My Grandma didn’t whistle or tell stories or play the harmonic.  She didn’t grow giant tomatoes and she didn’t drive. She wasn’t interested in learning stuff.  She did love playing games with me and even though she was deaf, she loved to sing with us on the family car rides.  My Grandmother loved.  That is exactly what she did best.  She loved everyone. 


 She loved my Grandfather. Just before the first world war, her family moved from England to Hamilton Ontario. My grandmother was thirteen and her sister Martha was fifteen and they went to work in a knitting factory.  When she was twenty the war was over and after church one Sunday, Jack, my grandfather, who had been a Canadian foot soldier in France,  asked her father if he could walk Lily home from church. 

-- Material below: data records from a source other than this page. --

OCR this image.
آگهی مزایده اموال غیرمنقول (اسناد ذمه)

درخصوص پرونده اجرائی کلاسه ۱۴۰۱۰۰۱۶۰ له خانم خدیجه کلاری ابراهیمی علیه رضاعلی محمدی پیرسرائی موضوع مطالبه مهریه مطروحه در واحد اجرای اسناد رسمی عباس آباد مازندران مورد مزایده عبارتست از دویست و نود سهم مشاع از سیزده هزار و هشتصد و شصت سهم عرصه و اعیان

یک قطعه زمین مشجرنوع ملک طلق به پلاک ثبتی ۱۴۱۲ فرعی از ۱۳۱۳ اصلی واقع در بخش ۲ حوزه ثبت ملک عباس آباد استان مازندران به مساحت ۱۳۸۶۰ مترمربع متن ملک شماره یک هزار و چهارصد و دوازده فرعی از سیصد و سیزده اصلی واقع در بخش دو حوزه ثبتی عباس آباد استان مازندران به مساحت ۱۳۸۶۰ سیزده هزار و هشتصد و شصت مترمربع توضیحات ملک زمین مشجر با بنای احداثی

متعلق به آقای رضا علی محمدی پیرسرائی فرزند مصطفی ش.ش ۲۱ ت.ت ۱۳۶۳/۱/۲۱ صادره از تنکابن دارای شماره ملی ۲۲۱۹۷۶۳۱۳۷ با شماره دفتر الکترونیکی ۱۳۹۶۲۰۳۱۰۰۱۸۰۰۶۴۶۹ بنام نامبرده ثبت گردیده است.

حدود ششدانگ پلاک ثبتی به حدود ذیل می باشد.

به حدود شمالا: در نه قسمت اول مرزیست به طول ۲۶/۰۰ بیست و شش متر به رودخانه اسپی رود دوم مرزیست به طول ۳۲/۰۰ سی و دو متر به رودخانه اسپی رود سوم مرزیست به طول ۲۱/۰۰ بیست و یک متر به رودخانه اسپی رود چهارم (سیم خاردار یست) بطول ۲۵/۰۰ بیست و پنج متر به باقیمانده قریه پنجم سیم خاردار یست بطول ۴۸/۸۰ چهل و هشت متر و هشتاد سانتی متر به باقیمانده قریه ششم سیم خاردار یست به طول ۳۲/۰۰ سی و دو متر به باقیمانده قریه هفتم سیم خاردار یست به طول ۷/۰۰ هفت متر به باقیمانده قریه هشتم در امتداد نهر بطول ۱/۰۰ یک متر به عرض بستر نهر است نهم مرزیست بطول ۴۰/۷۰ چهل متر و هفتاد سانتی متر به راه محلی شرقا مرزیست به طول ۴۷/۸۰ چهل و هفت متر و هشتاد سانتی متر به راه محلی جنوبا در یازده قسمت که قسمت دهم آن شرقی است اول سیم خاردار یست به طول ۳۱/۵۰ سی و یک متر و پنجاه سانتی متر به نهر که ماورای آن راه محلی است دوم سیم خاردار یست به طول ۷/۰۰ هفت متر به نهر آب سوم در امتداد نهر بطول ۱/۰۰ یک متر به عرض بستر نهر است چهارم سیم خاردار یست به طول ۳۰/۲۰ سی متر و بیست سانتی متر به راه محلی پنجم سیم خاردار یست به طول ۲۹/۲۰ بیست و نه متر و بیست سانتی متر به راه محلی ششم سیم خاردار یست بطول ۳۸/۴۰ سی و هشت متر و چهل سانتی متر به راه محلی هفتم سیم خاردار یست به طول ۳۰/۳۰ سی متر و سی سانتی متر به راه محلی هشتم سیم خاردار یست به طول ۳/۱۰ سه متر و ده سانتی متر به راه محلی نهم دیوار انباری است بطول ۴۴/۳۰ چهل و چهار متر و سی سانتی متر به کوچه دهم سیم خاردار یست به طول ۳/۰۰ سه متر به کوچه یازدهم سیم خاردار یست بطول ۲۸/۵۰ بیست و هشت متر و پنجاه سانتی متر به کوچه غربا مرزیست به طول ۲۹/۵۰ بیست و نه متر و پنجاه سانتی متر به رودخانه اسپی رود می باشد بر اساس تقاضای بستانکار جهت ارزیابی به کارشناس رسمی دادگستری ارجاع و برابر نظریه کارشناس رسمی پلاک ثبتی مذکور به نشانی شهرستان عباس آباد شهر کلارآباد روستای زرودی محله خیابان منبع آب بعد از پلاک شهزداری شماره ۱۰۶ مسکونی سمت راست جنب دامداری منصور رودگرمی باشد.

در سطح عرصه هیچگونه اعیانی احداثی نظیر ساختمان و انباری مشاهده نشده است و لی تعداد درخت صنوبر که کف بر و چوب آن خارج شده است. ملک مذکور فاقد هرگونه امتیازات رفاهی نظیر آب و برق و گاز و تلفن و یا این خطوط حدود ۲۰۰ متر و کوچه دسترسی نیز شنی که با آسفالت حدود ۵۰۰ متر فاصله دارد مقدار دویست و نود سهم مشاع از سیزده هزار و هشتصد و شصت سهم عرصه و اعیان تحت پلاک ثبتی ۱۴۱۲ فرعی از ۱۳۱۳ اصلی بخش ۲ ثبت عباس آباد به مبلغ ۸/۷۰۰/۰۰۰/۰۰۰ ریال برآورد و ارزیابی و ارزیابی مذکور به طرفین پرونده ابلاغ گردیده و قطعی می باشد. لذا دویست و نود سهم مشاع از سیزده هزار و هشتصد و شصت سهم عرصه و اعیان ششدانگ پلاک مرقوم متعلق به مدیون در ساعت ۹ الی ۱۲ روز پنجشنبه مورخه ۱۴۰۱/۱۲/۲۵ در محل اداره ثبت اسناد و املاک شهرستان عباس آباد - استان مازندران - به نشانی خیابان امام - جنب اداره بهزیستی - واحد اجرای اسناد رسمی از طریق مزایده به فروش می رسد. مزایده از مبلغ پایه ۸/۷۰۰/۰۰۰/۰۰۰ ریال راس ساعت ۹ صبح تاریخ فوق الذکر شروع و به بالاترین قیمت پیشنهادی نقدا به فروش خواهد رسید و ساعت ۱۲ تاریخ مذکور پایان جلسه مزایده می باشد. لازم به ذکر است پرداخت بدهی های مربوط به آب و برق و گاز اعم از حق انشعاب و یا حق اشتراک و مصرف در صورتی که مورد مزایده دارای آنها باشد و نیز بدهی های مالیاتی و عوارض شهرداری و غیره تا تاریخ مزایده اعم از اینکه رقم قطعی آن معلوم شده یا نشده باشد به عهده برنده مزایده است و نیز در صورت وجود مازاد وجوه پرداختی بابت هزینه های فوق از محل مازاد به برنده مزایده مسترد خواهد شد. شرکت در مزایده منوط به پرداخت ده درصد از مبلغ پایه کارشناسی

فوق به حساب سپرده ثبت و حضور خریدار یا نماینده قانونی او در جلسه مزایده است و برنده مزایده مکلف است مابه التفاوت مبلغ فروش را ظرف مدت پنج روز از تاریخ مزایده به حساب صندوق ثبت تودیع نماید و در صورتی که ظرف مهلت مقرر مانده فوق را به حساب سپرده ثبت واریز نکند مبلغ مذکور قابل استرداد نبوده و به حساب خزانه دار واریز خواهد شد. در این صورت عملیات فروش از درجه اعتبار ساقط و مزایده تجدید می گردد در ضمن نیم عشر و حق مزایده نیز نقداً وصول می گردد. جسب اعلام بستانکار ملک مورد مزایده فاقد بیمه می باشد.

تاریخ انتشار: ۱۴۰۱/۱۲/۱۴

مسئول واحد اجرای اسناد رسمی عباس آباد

 “No” my Grandmother’s father said.  

“You can walk Martha (her unmarried older sister) home from church”. 

“But it is Lily that I want to walk home” replied my Grandfather.

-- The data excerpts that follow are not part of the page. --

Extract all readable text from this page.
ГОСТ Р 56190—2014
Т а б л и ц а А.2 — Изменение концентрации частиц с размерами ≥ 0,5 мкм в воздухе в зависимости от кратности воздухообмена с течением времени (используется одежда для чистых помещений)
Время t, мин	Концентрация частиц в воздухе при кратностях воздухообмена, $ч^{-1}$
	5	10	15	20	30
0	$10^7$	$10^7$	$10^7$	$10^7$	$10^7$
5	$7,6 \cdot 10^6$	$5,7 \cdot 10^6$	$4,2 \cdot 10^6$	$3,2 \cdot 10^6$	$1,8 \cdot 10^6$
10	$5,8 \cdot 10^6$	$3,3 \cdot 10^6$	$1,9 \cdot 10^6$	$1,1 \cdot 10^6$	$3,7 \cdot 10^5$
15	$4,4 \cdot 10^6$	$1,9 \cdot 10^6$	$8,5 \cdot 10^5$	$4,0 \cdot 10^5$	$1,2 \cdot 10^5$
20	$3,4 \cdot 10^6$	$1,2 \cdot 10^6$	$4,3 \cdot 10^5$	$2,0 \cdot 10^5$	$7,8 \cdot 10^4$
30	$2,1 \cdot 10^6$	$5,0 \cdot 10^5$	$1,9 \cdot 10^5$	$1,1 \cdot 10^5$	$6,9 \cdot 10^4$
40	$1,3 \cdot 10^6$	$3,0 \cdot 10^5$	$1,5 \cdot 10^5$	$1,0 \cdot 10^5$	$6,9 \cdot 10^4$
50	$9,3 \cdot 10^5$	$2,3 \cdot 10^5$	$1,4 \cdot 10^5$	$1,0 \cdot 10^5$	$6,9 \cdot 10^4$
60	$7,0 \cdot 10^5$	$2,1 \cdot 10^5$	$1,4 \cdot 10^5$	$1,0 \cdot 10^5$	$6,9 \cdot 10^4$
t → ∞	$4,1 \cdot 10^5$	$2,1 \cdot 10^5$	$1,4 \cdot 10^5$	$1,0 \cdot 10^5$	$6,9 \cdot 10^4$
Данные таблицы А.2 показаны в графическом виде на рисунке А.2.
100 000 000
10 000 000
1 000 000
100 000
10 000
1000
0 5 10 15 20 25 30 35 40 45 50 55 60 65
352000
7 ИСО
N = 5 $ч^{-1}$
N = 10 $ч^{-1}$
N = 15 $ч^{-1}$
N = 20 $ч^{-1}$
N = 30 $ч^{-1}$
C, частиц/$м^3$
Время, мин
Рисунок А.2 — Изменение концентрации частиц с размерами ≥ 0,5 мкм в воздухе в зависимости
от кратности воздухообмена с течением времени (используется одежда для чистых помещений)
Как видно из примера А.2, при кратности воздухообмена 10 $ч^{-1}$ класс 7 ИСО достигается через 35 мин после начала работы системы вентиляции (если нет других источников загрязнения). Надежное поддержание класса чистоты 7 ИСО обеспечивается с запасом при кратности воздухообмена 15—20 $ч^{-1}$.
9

My Grandmother told me about my Grandfather getting down on his knees to help her her boots.  They walked home from church together.  A few months later they were married  My Grandmother wore a beautiful new suit and a hat trimmed with flowers. After the church service,  they had a small family luncheon at her parents home to celebrate and then Lily and Jack went together to buy stove pipe for their new apartment.


“ I had to marry him, my Grandmother always said

”or I would never have gotten to see him.” 


 My Grandfather worked sixty hours a week at Westinghouse as draftsman and took night school courses, five nights a week!

 MAY 16, 2021


This morning, I packed my chair with art supplies. Then  Fen and I ambled down to a favourite stump next to our little cabin by the river. I have forgotten my water contain and tissue.  I use the lid off my water bottle and my sweater sleeve.  I soak in the beauty with paint and words.


Next to the salt marsh,

My old stump glows in dappled sun light.

There is the soothing endless gurgle of river.

Swaying above are the white blossoms and golden leaves of

an amelanchier; chuckley pear.

Crows screech by.

A woodpecker taps on a still standing, 

Dead or dying spruce.

A tiny black and white female warbler scampers up a tree.

Her nest is probably hidden on this forest floor.


My stump is gradually decaying 

Into the fallen leaves, needles, cones and roots.

Bits of mottled mauve bark have pealed away

Leaving crumbling orangey pulp 

That provides new homes for mosses;

Shaggy  olive green, 

Tiny dots of blue green,

Or rounded lumps of bright yellow green,

Rain and roots burrow into every crevice.

A tiny spruce seedling is also growing out of my stump,

One last gasp for life from a dead tree.